SALAH SATUNYA
Setiap orang tidak ingin menyalahkan
yang lainnya. Atau pun bermaksud demikian, menyinggung, atau melakukan suatu
kesalahan. Namun seperti yang diketahui, tidak ada manusia sempurna. Selalu
saja melakukan dan berbuat salah. Berbohong atau salah satunya melukai hati
secara tidak sengaja.
Aku tidak tahu di sini apakah
seseorang ketika dimintai bantuan, haruskah marah-marah ketika memang dia tidak
mampu untuk melakukannya.
Sebenarnya aku ingin melupakan
kejadian beberapa waktu yang lalu. Tapi pikiranku memilih jalan yang lain untuk
memikirkannya. Buat apa pula memikirkan hal yang tidak penting begitu.
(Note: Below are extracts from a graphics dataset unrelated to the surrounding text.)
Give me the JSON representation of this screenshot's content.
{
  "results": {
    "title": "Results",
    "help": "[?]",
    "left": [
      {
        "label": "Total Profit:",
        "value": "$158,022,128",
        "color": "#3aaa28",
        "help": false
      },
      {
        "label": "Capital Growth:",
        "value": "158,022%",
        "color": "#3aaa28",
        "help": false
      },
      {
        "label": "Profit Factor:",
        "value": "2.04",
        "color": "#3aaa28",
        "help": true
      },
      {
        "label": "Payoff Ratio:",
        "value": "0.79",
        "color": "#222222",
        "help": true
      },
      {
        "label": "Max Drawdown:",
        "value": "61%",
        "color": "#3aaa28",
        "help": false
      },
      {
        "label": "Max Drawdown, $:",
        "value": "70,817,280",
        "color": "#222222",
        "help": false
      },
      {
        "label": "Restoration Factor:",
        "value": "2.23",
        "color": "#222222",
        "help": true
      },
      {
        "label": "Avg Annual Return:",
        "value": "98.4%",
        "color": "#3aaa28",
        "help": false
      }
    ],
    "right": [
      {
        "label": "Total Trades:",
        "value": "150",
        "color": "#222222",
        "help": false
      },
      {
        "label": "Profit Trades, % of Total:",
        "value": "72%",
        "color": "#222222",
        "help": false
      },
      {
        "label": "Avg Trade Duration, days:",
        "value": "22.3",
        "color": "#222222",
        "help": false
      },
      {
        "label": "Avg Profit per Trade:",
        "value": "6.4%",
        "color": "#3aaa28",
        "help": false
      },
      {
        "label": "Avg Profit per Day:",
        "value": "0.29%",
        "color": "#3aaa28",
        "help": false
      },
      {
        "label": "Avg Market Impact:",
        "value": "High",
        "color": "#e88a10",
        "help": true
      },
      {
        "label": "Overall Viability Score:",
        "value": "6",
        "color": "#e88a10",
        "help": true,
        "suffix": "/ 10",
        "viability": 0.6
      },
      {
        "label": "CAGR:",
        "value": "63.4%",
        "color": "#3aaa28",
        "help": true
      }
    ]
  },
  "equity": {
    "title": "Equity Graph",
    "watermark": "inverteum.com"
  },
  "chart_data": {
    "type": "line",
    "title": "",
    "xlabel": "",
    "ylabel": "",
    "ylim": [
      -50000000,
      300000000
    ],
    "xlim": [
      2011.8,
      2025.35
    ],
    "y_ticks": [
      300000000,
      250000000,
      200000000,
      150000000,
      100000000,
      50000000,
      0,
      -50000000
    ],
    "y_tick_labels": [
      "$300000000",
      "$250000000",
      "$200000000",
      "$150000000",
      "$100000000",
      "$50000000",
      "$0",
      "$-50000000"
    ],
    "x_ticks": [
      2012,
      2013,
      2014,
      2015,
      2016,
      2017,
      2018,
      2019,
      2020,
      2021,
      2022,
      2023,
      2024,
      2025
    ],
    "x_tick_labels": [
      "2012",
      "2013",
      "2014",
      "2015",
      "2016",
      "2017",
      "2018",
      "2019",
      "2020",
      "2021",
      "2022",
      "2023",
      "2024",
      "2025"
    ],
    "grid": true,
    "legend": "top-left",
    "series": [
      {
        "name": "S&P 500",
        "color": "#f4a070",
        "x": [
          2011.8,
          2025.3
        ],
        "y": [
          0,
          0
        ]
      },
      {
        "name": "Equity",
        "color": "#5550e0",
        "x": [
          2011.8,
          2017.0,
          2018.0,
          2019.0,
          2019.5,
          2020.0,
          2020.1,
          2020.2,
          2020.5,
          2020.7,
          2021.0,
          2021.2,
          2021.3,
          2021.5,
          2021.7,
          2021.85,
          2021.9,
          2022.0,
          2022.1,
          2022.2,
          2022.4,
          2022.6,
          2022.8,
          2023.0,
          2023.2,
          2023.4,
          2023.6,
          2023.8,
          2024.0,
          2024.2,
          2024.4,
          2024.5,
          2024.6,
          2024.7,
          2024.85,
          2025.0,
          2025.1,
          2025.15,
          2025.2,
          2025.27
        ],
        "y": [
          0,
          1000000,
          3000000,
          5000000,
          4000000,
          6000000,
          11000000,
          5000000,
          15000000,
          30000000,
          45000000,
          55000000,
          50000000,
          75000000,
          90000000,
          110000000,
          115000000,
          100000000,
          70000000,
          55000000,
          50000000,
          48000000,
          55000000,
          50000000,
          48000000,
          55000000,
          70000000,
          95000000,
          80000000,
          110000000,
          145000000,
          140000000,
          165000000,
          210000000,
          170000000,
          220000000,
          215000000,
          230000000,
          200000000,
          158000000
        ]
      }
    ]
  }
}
Membuang-buang waktu saja.
“Hei!” aku terkejut mendengar
teriakan itu. Segera tersadar dari lamunan, kalau aku tidak sengaja menabrak
seseorang saat memikirkan hal tidak penting tersebut. Kepalaku menoleh
kepadanya yang terjatuh. Aku hendak membantunya, tetapi dia sudah bangun
sendiri sambil mengibas-ngibaskan pakainnya.
“Maaf.” Hanya itu yang keluar dari
mulutku. Dan entah kenapa jariku menggaruk-garuk lenganku yang tidak gatal. Dia
sama sekali tidak menatapku, padahal aku sudah meminta maaf. Masih sibuk dengan
pakaiannya.
Tanpa mengatakan apa pun, dia
langsung pergi begitu saja meninggalkan yang termenung menatap punggung
belakangnya. Ya, sudahlah, itu salah satunya bagian ketidaksengajaan. Beberapa
orang yang tengah beristirahat di gazebo masih memperhatikan ke arahku. Ah,
menyebalkan sekali menjadi pusat perhatian. Beruntungnya tempat ini bukan
tempat umum seperti sekolah, kampus, taman, alun-alun atau tempat umum pada
umumnya. Hanya sebuah tempat pelatihan yang tidak terlalu ramai. Bagi
orang-orang yang tergerak niatnya akan dating kemari untuk mengkuti pelatihan.
“Hei!” suara itu kembali terngiang
seperti beberapa waktu yang lalu setelah aku tak sengaja menabraknya. Langkahku
segera tertahan dan menengok ke arahnya yang sudah berhenti membalikkan badan
ke arahku, sedang tersenyum. Maksudnya apa?
“Kamu akan menjadi salah satunya yang
selalu melakukan hal tersebut dengan tidak sengaja, membuat orang teringat dan
tersadar sesuatu.” Kemudian dia segera berbalik. Ini aku yang ge-er, atau
memang dia sedang berbicara padaku? Mengatakan itu? Apa maksudnya? Siapa dia
berkata seperti itu?
Ingin aku mengejarnya dan bertanya
apa maksudnya dia mengatakan itu padaku? Urung, orang-orang di sekitar segera
tertarik dengan apa yang baru saja terjadi. Orang aneh. Karenanya aku menjadi
bahan tontonan. Memalukan sekali. Segera aku pergi ke kantin.